A printable PDF is available.

1. In the handout on security models, it was shown that no stateless, deterministic encryption can be IND-CPA secure. For this problem, consider CBC mode in which the IV is picked in a way that can be predicted by the adversary (but may be stateful and/or non-deterministic).
   1. Describe CBC mode using algorithm specifications (both encryption and decryption), where the IV is selected during encryption using a function named getIV(lambda). You should use formulas similar to those on page 199, but give algorithm pseudocode with clear inputs (parameters) and outputs (return values), as well as any necessary looping and control flow instructions.

   2. Assume the adversary has a predictIV(lambda) function that always predicts the next IV that will be returned by getIV(lambda) (and hence the next IV that will be used in an encryption). Define adversary algorithms A₁^E and A₂^E that can win the CPA game. (Hint: Think about what is fed into the block cipher as plaintext. Can you arrange it so that you can do multiple encryptions in which the same values are fed into the block cipher?) Analyze your algorithms to find the advantage of your adversary.

   3. What if the predictIV algorithm isn't perfect? In other words, what if predictIV only predicts the correct IV with probability p? What is the advantage now?

   4. CBC-Chain mode is a variant of CBC mode in which the encryption function keeps a record of the last ciphertext block produced, and uses that as the IV for the next encryption (so a series of CBC-Chain encryptions is the same as a single long CBC encryption). Show that CBC-Chain mode is not IND-CPA secure. (Note: This attack appears in the real world as the BEAST attack on SSL, discovered in 2011.)

2. It's clear that repeating a deterministic block cipher, as in ECB mode, is not secure. But what about repeating a secure (non-deterministic) cipher? In other words, let E_K(P) -> C be an IND-CCA encryption scheme, and then define a two-block version of this by E2_K(P₁,P₂) -> (C₁,C₂)=(E_K(P₁),E_K(P₂)). It turns out that this construction is IND-CPA secure, but not IND-CCA secure. Prove the second part of that statement (in other words, give an adversary that wins the CCA game against the E2 two-block encryption scheme -- like almost all CCA attacks, the trick is to disguise your decryption oracle requests so they don't exactly repeat the challenge ciphertext). Make sure you analyze the advantage of your adversary!

3. For this question, you are to do some experimentation with the Nextcloud end-to-end encryption feature. The directions below explain how to set up an environment where you can work with Nextcloud. Note that there are a lot of steps to get right, from setting up the server to working with Android Studio and the Android emulator. I have made the steps as simple as possible, but there are still a zillion ways this can go wrong -- start soon so you can seek help if/when things don't work as expected. There is nothing to turn in for the setup steps (i1 to i5) -- the questions you need to answer follow the instructions.
   • (i1) Follow the instructions in the "Working with Nextcloud" handout (given in class) to set up your own copy of the Nextcloud server, enable the end-to-end encryption app, and then create a regular user account for you to use.

   • (i2) Visit https://developer.android.com/studio/index.html to download and install Android Studio.

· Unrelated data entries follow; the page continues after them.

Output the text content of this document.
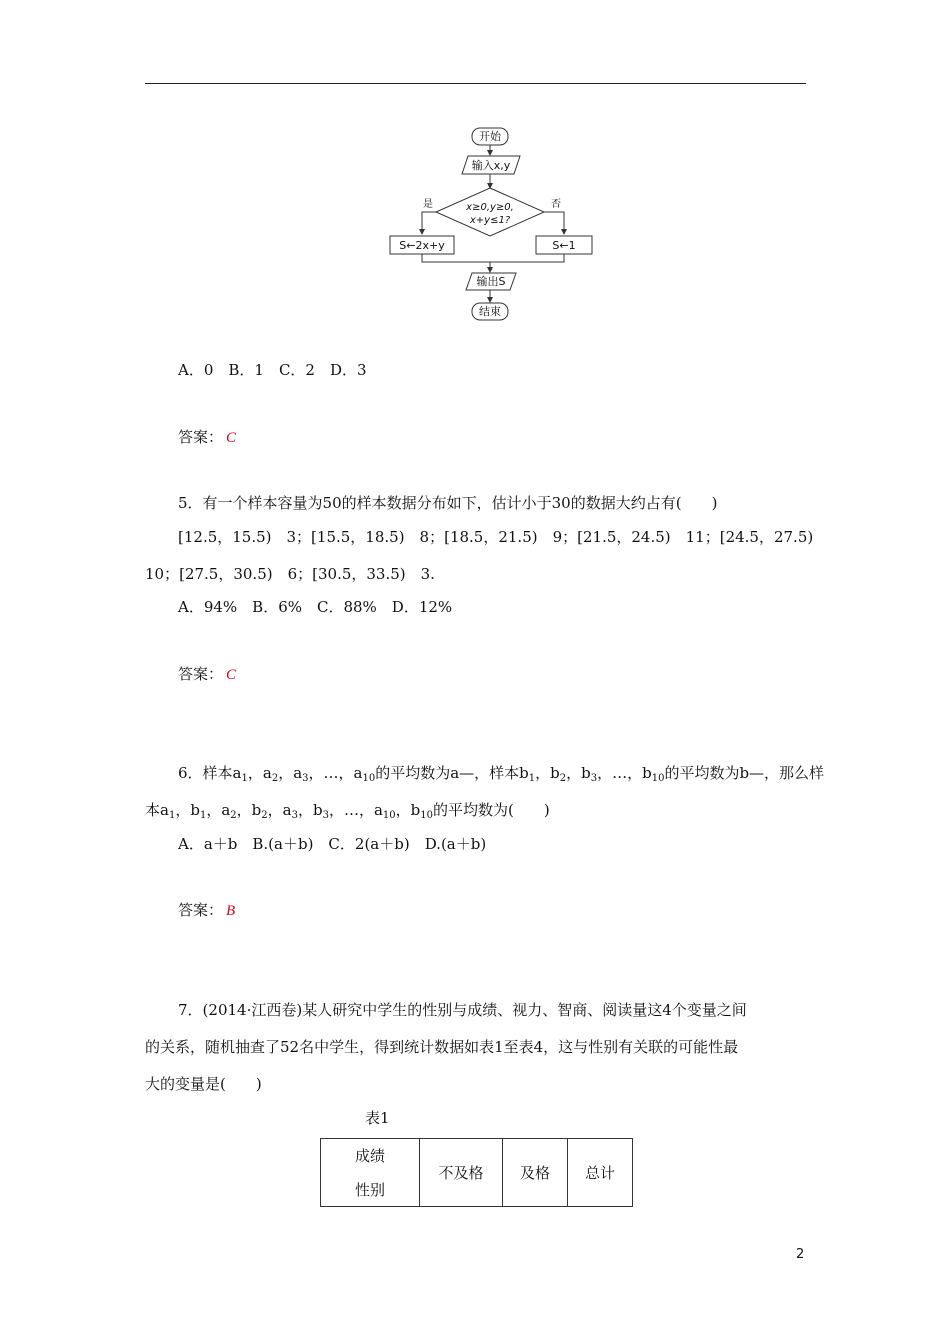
开始
输入x,y
x≥0,y≥0,
x+y≤1?
是	否
S←2x+y	S←1
输出S
结束
A．0　B．1　C．2　D．3
答案： C
5．有一个样本容量为50的样本数据分布如下，估计小于30的数据大约占有(　　)
[12.5，15.5)　3；[15.5，18.5)　8；[18.5，21.5)　9；[21.5，24.5)　11；[24.5，27.5)
10；[27.5，30.5)　6；[30.5，33.5)　3.
A．94%　B．6%　C．88%　D．12%
答案： C
6．样本$a_1$，$a_2$，$a_3$，…，$a_{10}$的平均数为a—，样本$b_1$，$b_2$，$b_3$，…，$b_{10}$的平均数为b—，那么样
本$a_1$，$b_1$，$a_2$，$b_2$，$a_3$，$b_3$，…，$a_{10}$，$b_{10}$的平均数为(　　)
A．a＋b　B.(a＋b)　C．2(a＋b)　D.(a＋b)
答案： B
7．(2014·江西卷)某人研究中学生的性别与成绩、视力、智商、阅读量这4个变量之间
的关系，随机抽查了52名中学生，得到统计数据如表1至表4，这与性别有关联的可能性最
大的变量是(　　)
表1
成绩
性别
	不及格	及格	总计
2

   • (i3) Follow the directions in the "Working with Nextcloud" handout to clone the Nextcloud android client into your Android Studio workspace. The first thing you should do is go into the src/main/java/com/owncloud/android/MainApp.java file, find the line that says

          OwnCloudClientManagerFactory.setUserAgent(getUserAgent());
     

     and change it to

          OwnCloudClientManagerFactory.setUserAgent(getNextcloudUserAgent());
     

     While you are cloning a dynamic, possibly changing version of the source code, currently this code is at line 133.

   • (i4) Create a phone emulator that you can use to run the Nextcloud client: In Android Studio, go under "Tools" and then "Android" to select "AVD Manager" ("AVD" is "Android Virtual Device"). Click the button that says "Create Virtual Device," select "Nexus 5X" and click "Next". The next screen asks what version of Android should be installed on your virtual device, and the best one I have found for this is Oreo -- use the version that lists "x86" as the ABI, and "Android 8.0 (Google Play)" as the target, and you'll get a full install, including the Google Play store, for a more realistic environment. Click "Next" from this screen, and it will take you to the final screen, where you can change the "AVD Name" for this device -- I like to have a dedicated device for Nextcloud testing, so I name it "NextcloudTest" to keep it separate from other projects. Click "Finish" and you're done. Note that this may have to download system images, so this may take a little while.

   • (i5) Now you are (finally!) ready to run the Nextcloud client, so go back and click the green "Run" triangle in Android Studio, and select the AVD you just created. The system will then build the client, boot the virtual phone, and run the program for you. You can log in and should see your files.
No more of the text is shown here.